Committed – Being a lasting space for growth in the development of regional filmmakers.
Sustainability – Creating innovative ways for the nonprofit to support itself, and adopting good practices to be environmental, socially, and economically sound.
Engagement – Encouraging community engagement with filmmakers by exhibiting their work through film screenings, Q&A’s, community partnerships, and events.
Education – Bringing awareness to cultural films and filmmakers; as well as providing workshops that are easily accessible.
Resource – Providing opportunities, tools, & financial support to filmmakers of all ages.
Creative – Finding exceptional and innovative storytellers to uplift in Cincinnati.
Diversity – Featuring films from all genres from traditional and nontraditional storytelling through motion picture, and filmmakers of different sociopolitical backgrounds, cultures, and subcultures from our society and around the world.
Filmmaker Exchange and Cultural Film Series in partnership with CincinnatiUSA Sister City Association
Filmmakers in Motion Residency
Youth Education: Media Literacy, Arts & Sciences, and Film Classes
Dale Stevens Critics Award
Emerging Filmmaker Award
Celluloid Project: 8 to 70
Women Behind the Scenes Lecture
The Cincinnati Film Society (CFS) began in 1979 when Cincinnati Post entertainment editor and film critic Dale Stevens placed a few lines in the paper suggesting that anyone interested in starting a local film society attend a meeting at the Hyde Park Community Methodist Church on the corner of Grace and Observatory.

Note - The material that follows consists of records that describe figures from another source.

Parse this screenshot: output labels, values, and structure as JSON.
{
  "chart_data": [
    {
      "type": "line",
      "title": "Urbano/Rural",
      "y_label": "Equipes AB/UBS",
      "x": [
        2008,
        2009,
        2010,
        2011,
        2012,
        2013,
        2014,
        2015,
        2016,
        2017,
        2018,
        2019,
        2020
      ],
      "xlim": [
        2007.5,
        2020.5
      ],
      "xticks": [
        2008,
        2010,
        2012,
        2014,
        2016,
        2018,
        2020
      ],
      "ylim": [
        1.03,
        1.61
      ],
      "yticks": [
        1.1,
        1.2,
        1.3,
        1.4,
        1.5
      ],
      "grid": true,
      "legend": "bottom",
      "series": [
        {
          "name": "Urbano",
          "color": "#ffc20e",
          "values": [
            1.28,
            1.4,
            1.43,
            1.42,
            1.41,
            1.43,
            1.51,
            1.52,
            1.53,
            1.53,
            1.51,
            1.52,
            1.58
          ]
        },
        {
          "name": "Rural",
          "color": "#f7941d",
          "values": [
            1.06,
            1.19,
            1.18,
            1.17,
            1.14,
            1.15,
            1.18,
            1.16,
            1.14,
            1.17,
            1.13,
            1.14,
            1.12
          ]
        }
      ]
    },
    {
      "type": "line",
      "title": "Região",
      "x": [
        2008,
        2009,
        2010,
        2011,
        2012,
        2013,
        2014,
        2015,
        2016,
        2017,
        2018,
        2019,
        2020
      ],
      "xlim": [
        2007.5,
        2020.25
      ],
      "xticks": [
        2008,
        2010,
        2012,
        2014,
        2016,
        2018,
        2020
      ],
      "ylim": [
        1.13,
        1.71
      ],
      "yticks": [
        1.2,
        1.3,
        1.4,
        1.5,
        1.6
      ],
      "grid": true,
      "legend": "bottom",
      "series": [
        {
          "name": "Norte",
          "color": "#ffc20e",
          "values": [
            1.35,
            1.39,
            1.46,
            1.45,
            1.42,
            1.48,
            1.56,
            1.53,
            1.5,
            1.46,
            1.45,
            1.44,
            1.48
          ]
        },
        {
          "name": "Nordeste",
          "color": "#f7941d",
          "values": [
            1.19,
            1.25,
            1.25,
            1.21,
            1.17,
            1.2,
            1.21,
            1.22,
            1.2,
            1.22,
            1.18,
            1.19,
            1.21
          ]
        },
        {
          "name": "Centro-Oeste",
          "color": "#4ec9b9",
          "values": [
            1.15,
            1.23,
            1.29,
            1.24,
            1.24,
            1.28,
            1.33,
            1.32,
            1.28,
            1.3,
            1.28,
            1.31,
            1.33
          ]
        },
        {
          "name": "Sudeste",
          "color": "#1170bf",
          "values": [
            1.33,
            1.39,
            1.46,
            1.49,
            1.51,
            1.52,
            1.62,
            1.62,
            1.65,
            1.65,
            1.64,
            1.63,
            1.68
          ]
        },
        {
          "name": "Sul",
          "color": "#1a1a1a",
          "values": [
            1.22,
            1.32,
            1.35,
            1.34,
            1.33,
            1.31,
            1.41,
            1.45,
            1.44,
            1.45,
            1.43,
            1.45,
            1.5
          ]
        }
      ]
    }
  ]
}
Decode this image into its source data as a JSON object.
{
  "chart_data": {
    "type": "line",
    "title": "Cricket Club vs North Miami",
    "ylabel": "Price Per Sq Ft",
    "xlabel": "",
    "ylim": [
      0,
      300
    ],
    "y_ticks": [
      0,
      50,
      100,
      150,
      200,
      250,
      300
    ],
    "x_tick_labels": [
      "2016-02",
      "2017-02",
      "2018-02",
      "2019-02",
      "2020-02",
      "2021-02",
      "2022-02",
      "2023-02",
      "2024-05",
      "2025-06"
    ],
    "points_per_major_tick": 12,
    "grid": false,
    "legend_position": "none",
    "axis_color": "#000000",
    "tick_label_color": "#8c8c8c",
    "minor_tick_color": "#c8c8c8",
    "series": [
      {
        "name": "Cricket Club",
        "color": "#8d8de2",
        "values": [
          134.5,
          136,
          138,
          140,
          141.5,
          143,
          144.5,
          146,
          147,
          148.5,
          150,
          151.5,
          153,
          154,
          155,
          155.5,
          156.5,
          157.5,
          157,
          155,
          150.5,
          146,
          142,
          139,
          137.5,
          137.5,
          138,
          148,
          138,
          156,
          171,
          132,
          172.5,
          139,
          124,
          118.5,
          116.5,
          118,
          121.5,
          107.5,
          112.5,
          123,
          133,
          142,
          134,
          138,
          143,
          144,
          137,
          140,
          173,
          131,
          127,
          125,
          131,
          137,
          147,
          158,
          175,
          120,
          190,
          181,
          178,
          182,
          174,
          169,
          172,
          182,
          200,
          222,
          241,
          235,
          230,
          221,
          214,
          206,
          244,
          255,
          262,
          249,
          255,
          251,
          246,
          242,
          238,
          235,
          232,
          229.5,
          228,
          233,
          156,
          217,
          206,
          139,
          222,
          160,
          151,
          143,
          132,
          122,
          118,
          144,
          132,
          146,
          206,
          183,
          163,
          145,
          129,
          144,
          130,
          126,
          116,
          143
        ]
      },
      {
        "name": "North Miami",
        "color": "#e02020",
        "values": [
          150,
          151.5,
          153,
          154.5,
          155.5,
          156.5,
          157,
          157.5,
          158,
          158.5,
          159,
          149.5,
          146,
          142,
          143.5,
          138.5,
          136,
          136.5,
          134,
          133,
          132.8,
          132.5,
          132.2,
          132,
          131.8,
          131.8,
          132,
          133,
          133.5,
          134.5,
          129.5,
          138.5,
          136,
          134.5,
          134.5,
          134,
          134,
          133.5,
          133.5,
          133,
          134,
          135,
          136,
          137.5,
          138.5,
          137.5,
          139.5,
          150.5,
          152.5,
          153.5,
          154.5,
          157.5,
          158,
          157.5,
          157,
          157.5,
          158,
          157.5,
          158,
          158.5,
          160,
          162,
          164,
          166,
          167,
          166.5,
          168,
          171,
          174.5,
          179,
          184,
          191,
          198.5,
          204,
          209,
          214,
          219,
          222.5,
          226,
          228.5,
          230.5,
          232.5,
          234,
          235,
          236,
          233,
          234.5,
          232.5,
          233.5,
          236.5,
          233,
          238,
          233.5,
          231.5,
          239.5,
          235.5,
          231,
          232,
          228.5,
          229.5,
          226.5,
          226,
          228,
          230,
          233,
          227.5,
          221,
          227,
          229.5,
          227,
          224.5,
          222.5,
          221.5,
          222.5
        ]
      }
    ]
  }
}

The first few meetings were held there, the initial board (the founding members) was created, and the CFS incorporated. In 1989, after Stevens retired as a film critic, he accepted the position of director of the Cincinnati Film Society, which he held until his death in 1997.
Throughout our 36 year history, CFS has screened hundreds of films and brought many filmmakers to Cincinnati to present their work. Among these have been Michael Moore, John Sayles, Gregory Nava, Wayne Wang, Tom Hayes, and Cincinnati’s own Steve Gebhardt 1937-2015.
Steve Gebhardt, was also instrumental in beginning our Fiscal Sponsorship program. Films that were made with CFS’s fiscal sponsorship support were Bill Monroe; Father of Bluegrass Music (1990), Escalator Over the Hill (1999), La Cenerentola (1999), shot in Lucca, Italy. Twenty to Life; The Life & Times of John Sinclair (2004), a production that began in 1991.
In 1992, the CFS presented a retrospective of the work of the former British filmmaker Lindsay Anderson, who discussed each work with the audience during the ten-day long event. Other retrospectives included were avant-garde filmmaker Stan Brakhage in attendance. The Society also opposed local censorship; when commercial theaters were pressured to not show certain films in Cincinnati, the CFS stepped up to present them.
CFS’s many social events have stimulated membership (the film-themed Halloween parties at the Netherland Plaza Hotel are legendary).The organization has often co-sponsored films with other arts groups from past and present, including the Art Academy of Cincinnati, the former Arts Consortium, Cincinnati Art Museum, Cincinnati Jewish Federation, Cincinnati Museum of Natural History, CityBeat, Conference For Women, Contemporary Arts Center, Greater Cincinnati and Northern Kentucky Film Commission, Images Center for Photography, Media Bridges, Media Working Group, Hebrew Union College, University of Cincinnati Film Society, Wright State University and Xavier University.
The Cincinnati Film Society in its past has been funded in part by grants from the City of Cincinnati, the Fine Arts Fund(now ArtsWave), and the Ohio Arts Council.
The Cincinnati Film Society is a 501(c)3 nonprofit organization.